# Netherlands: Flatshare and registration headache



## carlaz (Nov 2, 2010)

I've made up my mind that i wish to move to the Netherlands now that my post-grad days has finished in the UK. 

I read up on the different items i need to sort out e.g. register with local council and immigration which allows me to obtain a sofi number so i can pay taxes (never been so desperate to pay tax). To register i need a contract with the landlord. 

Now 99% of flat shares in Amsterdam wont let you register as apparently landlords get stung for some tax. This is causing me a headache because if i cant work then there is no point me moving there. 

I spoke to one person who told you can obtain a temporary sofi number which will allow me to work for 3 months.
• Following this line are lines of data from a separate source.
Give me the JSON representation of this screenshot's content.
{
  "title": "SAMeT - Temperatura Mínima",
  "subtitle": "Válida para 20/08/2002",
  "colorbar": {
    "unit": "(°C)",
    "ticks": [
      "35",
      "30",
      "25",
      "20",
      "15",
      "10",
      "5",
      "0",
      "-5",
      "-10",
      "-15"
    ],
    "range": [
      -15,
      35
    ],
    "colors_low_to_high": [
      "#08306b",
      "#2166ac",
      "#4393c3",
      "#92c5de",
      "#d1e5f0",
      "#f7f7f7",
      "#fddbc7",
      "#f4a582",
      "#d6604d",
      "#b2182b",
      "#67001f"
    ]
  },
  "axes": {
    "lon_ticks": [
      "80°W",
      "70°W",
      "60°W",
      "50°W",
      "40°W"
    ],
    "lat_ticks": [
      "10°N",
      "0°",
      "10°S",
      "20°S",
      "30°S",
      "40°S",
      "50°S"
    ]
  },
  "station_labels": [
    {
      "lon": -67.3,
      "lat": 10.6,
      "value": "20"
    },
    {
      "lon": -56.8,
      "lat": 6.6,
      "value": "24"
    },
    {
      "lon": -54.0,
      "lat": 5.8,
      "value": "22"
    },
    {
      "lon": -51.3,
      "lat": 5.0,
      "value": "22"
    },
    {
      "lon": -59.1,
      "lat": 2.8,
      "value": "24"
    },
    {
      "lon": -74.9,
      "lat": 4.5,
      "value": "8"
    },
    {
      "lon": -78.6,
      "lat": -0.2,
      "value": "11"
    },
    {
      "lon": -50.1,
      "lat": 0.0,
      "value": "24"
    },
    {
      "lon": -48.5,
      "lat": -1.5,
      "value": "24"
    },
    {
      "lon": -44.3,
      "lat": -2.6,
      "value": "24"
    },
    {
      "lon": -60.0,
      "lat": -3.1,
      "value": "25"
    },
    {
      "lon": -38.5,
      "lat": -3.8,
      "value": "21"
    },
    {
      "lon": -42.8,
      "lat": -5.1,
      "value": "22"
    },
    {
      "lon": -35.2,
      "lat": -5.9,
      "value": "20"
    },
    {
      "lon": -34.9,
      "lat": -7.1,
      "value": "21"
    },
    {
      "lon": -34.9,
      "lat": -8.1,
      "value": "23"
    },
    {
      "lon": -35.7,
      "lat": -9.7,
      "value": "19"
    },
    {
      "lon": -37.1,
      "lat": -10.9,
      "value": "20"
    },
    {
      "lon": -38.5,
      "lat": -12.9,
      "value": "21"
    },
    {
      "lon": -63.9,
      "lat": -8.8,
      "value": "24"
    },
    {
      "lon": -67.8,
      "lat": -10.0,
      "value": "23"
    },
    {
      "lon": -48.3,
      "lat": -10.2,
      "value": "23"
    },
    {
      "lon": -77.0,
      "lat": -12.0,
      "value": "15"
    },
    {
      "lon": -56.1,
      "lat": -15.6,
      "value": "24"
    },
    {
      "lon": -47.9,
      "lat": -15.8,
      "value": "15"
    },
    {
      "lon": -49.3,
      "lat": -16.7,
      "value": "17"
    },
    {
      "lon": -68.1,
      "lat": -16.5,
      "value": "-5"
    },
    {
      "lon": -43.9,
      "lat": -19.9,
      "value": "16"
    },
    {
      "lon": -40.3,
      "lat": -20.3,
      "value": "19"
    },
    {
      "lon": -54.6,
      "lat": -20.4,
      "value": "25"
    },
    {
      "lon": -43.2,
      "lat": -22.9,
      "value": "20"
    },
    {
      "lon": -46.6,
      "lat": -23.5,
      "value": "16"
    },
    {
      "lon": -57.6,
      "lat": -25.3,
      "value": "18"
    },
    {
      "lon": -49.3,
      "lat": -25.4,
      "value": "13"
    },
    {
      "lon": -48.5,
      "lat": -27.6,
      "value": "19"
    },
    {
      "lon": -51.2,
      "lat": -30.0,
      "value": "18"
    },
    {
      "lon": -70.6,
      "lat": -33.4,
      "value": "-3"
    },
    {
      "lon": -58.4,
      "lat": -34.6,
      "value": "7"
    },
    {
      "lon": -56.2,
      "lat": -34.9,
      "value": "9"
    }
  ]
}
After these 3 months i can try my luck with registration and might get lucky and not need to prove permanent address which i cannot do if the landlords don't give you a contract. If that fails i dont know what other options i have. 

Does anyone have any ideas on how i can around this problem of registration? Is there a way i can fool the council or is there some other document i could us to get registered? Is it just a problem in Amsterdam? Or is it countrywide problem?


----------



## jkveenstra (Feb 7, 2011)

Hopefully you found the answer already. I found this on the internet:

Foreigners receive a BSN (personal tax number) upon registration with the municipality (gemeente). Where one registers is dependent on the following: 

Those who have come to the Netherlands as a highly skilled migrant can arrange registration at the Expatcenter. The BSN will be sent per post. 

Those not in the Netherlands as a skilled migrant, can arrange a BSN when they register with the Municipality. 

Those who work in the Netherlands but don’t live here must apply to the Tax and Customs Administration (Belastingdienst) in Heerlen for a BSN. 

I found this on the iamsterdam website.

I hope this helps.


----------